The first step is that the measured values are weighted so that they can be compared correctly. So if the CPU load is 20%, the weight for the health calculation will become 90%, if the response time is 100ms it will become 100%, but a response time of 500ms would become 60%, there is a subroutine weightResponseTime for this calculation.

So the weighted values would become:

Weighted CPU = 90%
Weighted Availability = 90% (does not require weighting, already in % where 100% is good)
Weighted Interface Utilisation = 90% (100 less the actual total interface utilisation)
Weighted Memory = 60%
Weighted Response Time = 100%
Weighted Reachability = 100% (does not require weighting, already in % where 100% is good)

NB. For servers, the interface weight is divided by two and used equally for interface utilisation and disk free.

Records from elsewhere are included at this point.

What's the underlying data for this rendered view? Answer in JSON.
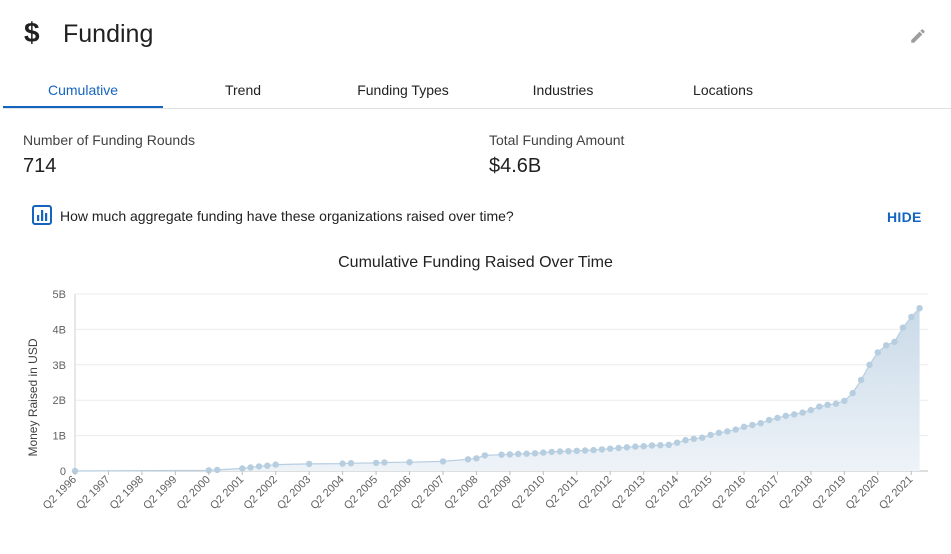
{
  "header": {
    "title": "Funding",
    "dollar_icon": "$"
  },
  "tabs": [
    {
      "label": "Cumulative",
      "active": true
    },
    {
      "label": "Trend",
      "active": false
    },
    {
      "label": "Funding Types",
      "active": false
    },
    {
      "label": "Industries",
      "active": false
    },
    {
      "label": "Locations",
      "active": false
    }
  ],
  "stats": {
    "rounds_label": "Number of Funding Rounds",
    "rounds_value": "714",
    "total_label": "Total Funding Amount",
    "total_value": "$4.6B"
  },
  "question": "How much aggregate funding have these organizations raised over time?",
  "hide_label": "HIDE",
  "colors": {
    "accent": "#1565c0",
    "area": "#d9e6f0",
    "marker": "#b7cee0"
  },
  "chart_data": {
    "type": "area",
    "title": "Cumulative Funding Raised Over Time",
    "ylabel": "Money Raised in USD",
    "xlabel": "",
    "ylim": [
      0,
      5
    ],
    "y_unit": "B",
    "yticks": [
      "0",
      "1B",
      "2B",
      "3B",
      "4B",
      "5B"
    ],
    "xticks": [
      "Q2 1996",
      "Q2 1997",
      "Q2 1998",
      "Q2 1999",
      "Q2 2000",
      "Q2 2001",
      "Q2 2002",
      "Q2 2003",
      "Q2 2004",
      "Q2 2005",
      "Q2 2006",
      "Q2 2007",
      "Q2 2008",
      "Q2 2009",
      "Q2 2010",
      "Q2 2011",
      "Q2 2012",
      "Q2 2013",
      "Q2 2014",
      "Q2 2015",
      "Q2 2016",
      "Q2 2017",
      "Q2 2018",
      "Q2 2019",
      "Q2 2020",
      "Q2 2021"
    ],
    "x_range": [
      "Q2 1996",
      "Q4 2021"
    ],
    "grid": true,
    "points": [
      [
        "Q2 1996",
        0.0
      ],
      [
        "Q2 2000",
        0.02
      ],
      [
        "Q3 2000",
        0.03
      ],
      [
        "Q2 2001",
        0.07
      ],
      [
        "Q3 2001",
        0.1
      ],
      [
        "Q4 2001",
        0.13
      ],
      [
        "Q1 2002",
        0.15
      ],
      [
        "Q2 2002",
        0.18
      ],
      [
        "Q2 2003",
        0.2
      ],
      [
        "Q2 2004",
        0.21
      ],
      [
        "Q3 2004",
        0.22
      ],
      [
        "Q2 2005",
        0.23
      ],
      [
        "Q3 2005",
        0.24
      ],
      [
        "Q2 2006",
        0.25
      ],
      [
        "Q2 2007",
        0.27
      ],
      [
        "Q1 2008",
        0.33
      ],
      [
        "Q2 2008",
        0.36
      ],
      [
        "Q3 2008",
        0.44
      ],
      [
        "Q1 2009",
        0.46
      ],
      [
        "Q2 2009",
        0.47
      ],
      [
        "Q3 2009",
        0.48
      ],
      [
        "Q4 2009",
        0.49
      ],
      [
        "Q1 2010",
        0.5
      ],
      [
        "Q2 2010",
        0.52
      ],
      [
        "Q3 2010",
        0.54
      ],
      [
        "Q4 2010",
        0.55
      ],
      [
        "Q1 2011",
        0.56
      ],
      [
        "Q2 2011",
        0.57
      ],
      [
        "Q3 2011",
        0.58
      ],
      [
        "Q4 2011",
        0.59
      ],
      [
        "Q1 2012",
        0.61
      ],
      [
        "Q2 2012",
        0.63
      ],
      [
        "Q3 2012",
        0.65
      ],
      [
        "Q4 2012",
        0.67
      ],
      [
        "Q1 2013",
        0.69
      ],
      [
        "Q2 2013",
        0.7
      ],
      [
        "Q3 2013",
        0.72
      ],
      [
        "Q4 2013",
        0.73
      ],
      [
        "Q1 2014",
        0.74
      ],
      [
        "Q2 2014",
        0.8
      ],
      [
        "Q3 2014",
        0.87
      ],
      [
        "Q4 2014",
        0.91
      ],
      [
        "Q1 2015",
        0.94
      ],
      [
        "Q2 2015",
        1.02
      ],
      [
        "Q3 2015",
        1.08
      ],
      [
        "Q4 2015",
        1.12
      ],
      [
        "Q1 2016",
        1.17
      ],
      [
        "Q2 2016",
        1.25
      ],
      [
        "Q3 2016",
        1.3
      ],
      [
        "Q4 2016",
        1.35
      ],
      [
        "Q1 2017",
        1.44
      ],
      [
        "Q2 2017",
        1.5
      ],
      [
        "Q3 2017",
        1.56
      ],
      [
        "Q4 2017",
        1.6
      ],
      [
        "Q1 2018",
        1.65
      ],
      [
        "Q2 2018",
        1.72
      ],
      [
        "Q3 2018",
        1.82
      ],
      [
        "Q4 2018",
        1.87
      ],
      [
        "Q1 2019",
        1.9
      ],
      [
        "Q2 2019",
        1.98
      ],
      [
        "Q3 2019",
        2.2
      ],
      [
        "Q4 2019",
        2.57
      ],
      [
        "Q1 2020",
        3.0
      ],
      [
        "Q2 2020",
        3.35
      ],
      [
        "Q3 2020",
        3.55
      ],
      [
        "Q4 2020",
        3.65
      ],
      [
        "Q1 2021",
        4.05
      ],
      [
        "Q2 2021",
        4.35
      ],
      [
        "Q3 2021",
        4.6
      ]
    ]
  }
}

These values are now dropped into the final calculation:

weight_cpu * 90 + weight_availability * 90 + weight_int * 90 + weight_mem * 60 + weight_response * 100 + weight_reachability * 100

which becomes “0.2 * 90 + 0.1 * 90 + 0.3 * 90 + 0.1 * 60 + 0.2 * 100 + 0.1 * 100” resulting in 90% for the health metric

The calculations can be seen in the collect debug, nmis.pl type=collect node=<NODENAME> debug=true
09:08:36 runReach, Starting node meatball, type=router 09:08:36 runReach, Outage for meatball is 09:08:36 runReach, Getting Interface Utilisation Health 09:08:36 runReach, Intf Summary in=0.00 out=0.00 intsumm=200 count=1 09:08:36 runReach, Intf Summary in=0.06 out=0.55 intsumm=399.39 count=2 09:08:36 runReach, Intf Summary in=8.47 out=5.81 intsumm=585.11 count=3 09:08:36 runReach, Intf Summary in=0.00 out=0.00 intsumm=785.11 count=4 09:08:36 runReach, Intf Summary in=0.06 out=0.56 intsumm=984.49 count=5 09:08:36 runReach, Intf Summary in=0.00 out=0.00 intsumm=1184.49 count=6 09:08:36 runReach, Intf Summary in=8.47 out=6.66 intsumm=1369.36 count=7 09:08:36 runReach, Intf Summary in=0.05 out=0.56 intsumm=1568.75 count=8 09:08:36 runReach, Calculation of health=96.11 09:08:36 runReach, Reachability and Metric Stats Summary 09:08:36 runReach, collect=true (Node table) 09:08:36 runReach, ping=100 (normalised) 09:08:36 runReach, cpuWeight=90 (normalised) 09:08:36 runReach, memWeight=100 (normalised) 09:08:36 runReach, intWeight=98.05 (100 less the actual total interface utilisation) 09:08:36 runReach, responseWeight=100 (normalised) 09:08:36 runReach, total number of interfaces=24 09:08:36 runReach, total number of interfaces up=7 09:08:36 runReach, total number of interfaces collected=8 09:08:36 runReach, total number of interfaces coll. up=6 09:08:36 runReach, availability=75 09:08:36 runReach, cpu=13 09:08:36 runReach, disk=0 09:08:36 runReach, health=96.11 09:08:36 runReach, intfColUp=6 09:08:36 runReach, intfCollect=8 09:08:36 runReach, intfTotal=24 09:08:36 runReach, intfUp=7 09:08:36 runReach, loss=0 09:08:36 runReach, mem=61.5342941922784 09:08:36 runReach, operCount=8 09:08:36 runReach, operStatus=600 09:08:36 runReach, reachability=100 09:08:36 runReach, responsetime=1.32

Metric Example

The metric calculations are much more straight forward, these calculations are done in a subroutine called getGroupSummary in NMIS.pm, for each node the availability, reachability and health are extracted from the nodes “reach” RRD file, and then weighted according to the configuration weights.

So based on our example before, the node would have the following values:

Health = 90%
Availability = 90%
Reachability = 100%

The formula would become, “metric_health * 90 + metric_availability * 90 + metric_reachability * 100”, resulting in “0.4 * 90 + 0.2 * 90 + 0.4 * 100 = 94”, So a metric of 94 for this node, which is averaged with all the other nodes in this group, or the whole network to result in the metric for each group and the entire network.